The Twenty-Seventh City

The Twenty-Seventh City
1988Jonathan Franzen ∙ 528 pgs

This is one of those books that I resisted for a while. I’m not sure exactly why, other than the fact that Franzen’s second novel, The Corrections, got such huge notice. Often first books are kind of a warm-up for their real work–left over ideas from some college thesis or treatment written on the train going back and forth to some thankless job. Or maybe it was the whole St. Louis thing. I mean, who cares about the Midwest, right? They have Nelly and Ozzie Smith and a big arch. Well, I finally bit the bullet and tried to immerse myself in Franzen’s bizarre world of mid-eighties St. Louis and the fictional world that revolves around the equally fictional builder of that famous arch and the city’s new, mysterious Indian (Gandhi, not Sitting Bull) police chief.

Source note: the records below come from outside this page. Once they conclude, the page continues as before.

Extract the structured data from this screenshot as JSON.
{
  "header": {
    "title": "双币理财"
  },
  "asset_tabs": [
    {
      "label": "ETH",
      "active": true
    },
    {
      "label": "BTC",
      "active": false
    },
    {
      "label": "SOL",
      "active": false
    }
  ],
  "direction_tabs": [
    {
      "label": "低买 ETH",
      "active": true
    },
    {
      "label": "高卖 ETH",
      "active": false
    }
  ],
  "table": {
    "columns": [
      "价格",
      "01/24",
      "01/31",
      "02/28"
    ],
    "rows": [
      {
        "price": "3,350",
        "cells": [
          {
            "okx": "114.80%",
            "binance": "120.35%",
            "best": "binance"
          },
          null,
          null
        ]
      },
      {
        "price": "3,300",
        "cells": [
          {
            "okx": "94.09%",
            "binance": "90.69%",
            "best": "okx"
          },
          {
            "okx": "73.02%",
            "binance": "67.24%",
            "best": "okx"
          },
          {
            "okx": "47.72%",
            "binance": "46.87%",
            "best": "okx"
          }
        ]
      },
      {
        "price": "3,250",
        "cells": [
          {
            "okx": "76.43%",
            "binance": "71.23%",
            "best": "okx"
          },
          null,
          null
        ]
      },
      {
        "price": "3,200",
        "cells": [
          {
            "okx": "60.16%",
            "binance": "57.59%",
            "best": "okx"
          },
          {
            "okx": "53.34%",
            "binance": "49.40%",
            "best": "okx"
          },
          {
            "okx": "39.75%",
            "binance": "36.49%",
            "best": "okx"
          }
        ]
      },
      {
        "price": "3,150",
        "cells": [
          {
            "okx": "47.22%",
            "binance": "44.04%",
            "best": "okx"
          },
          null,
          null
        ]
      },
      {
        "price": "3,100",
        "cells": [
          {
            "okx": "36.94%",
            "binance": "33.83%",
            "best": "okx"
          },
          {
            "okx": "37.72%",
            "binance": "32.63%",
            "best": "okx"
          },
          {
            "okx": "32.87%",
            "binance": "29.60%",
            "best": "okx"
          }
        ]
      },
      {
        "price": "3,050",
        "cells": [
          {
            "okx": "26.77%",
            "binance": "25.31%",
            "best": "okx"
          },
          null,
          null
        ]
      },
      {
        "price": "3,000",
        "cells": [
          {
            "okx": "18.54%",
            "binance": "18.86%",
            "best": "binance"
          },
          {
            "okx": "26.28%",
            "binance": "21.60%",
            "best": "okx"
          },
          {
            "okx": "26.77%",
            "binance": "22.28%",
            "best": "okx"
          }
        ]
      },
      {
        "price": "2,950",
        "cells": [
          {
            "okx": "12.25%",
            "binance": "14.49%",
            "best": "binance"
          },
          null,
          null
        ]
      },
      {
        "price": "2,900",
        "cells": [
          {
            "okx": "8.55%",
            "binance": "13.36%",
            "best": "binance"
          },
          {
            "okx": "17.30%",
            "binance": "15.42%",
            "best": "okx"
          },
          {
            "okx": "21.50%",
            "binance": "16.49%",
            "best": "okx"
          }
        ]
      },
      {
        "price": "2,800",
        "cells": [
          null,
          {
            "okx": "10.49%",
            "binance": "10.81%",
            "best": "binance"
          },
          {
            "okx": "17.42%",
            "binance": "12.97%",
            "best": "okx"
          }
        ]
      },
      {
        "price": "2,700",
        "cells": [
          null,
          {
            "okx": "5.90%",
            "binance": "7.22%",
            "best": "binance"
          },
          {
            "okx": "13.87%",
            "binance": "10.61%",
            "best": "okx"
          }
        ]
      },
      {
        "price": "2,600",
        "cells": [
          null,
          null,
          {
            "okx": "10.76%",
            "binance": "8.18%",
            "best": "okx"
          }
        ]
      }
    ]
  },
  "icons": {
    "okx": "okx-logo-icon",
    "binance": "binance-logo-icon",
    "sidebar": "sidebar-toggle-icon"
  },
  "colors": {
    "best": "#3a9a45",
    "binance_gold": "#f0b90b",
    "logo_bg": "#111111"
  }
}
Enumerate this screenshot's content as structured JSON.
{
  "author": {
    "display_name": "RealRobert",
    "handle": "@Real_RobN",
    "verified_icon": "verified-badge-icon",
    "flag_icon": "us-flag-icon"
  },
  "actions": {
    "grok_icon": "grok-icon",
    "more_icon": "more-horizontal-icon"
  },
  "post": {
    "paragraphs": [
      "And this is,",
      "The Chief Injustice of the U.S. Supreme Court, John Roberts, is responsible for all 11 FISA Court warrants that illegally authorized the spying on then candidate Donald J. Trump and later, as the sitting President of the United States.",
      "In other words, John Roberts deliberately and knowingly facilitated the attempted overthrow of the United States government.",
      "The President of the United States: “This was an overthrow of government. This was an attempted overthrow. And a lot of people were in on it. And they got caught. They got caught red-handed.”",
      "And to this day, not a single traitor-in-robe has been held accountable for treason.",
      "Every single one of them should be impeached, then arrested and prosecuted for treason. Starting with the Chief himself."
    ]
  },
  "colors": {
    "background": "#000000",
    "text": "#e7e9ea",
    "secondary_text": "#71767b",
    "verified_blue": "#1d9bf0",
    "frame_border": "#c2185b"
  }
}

The story is big and meandering, involving assassins, fake terrorist groups, captains of industry, kidnappings, affairs, prostitutes, rebellious teenagers, suicide, corruption and tons of other stuff. This is all wrapped up in a history lesson, of sorts, about the city of St. Louis itself, and its struggle to become a significant center of American commerce and progress. The title of the book obviously conveys the point that those struggles went unfulfilled. The personalities in the book form the personality of the city and the city reflects back on its citizens. It’s a fascinating synergy, really, but the corrupt police chief–who was supposed to be responsible for some of the crackdowns during Indira Ghandi’s emergency in the 70’s–comes off kind of cartoon-ish at times. Her henchmen and co-conspirators seem a little too much like post-modern Snidely Whiplashes. It’s certainly an ambitious book, and interesting and fun at times, but it also loses focus in several areas and tends to get bogged down in some of the less compelling subplots at times. Also, like most post-modern novels, it ends up being pretty depressing. Despite this, I found it to be engaging and looked forward to reading it every morning. So despite my lukewarm reaction here, I’m still looking forward to his next big thing.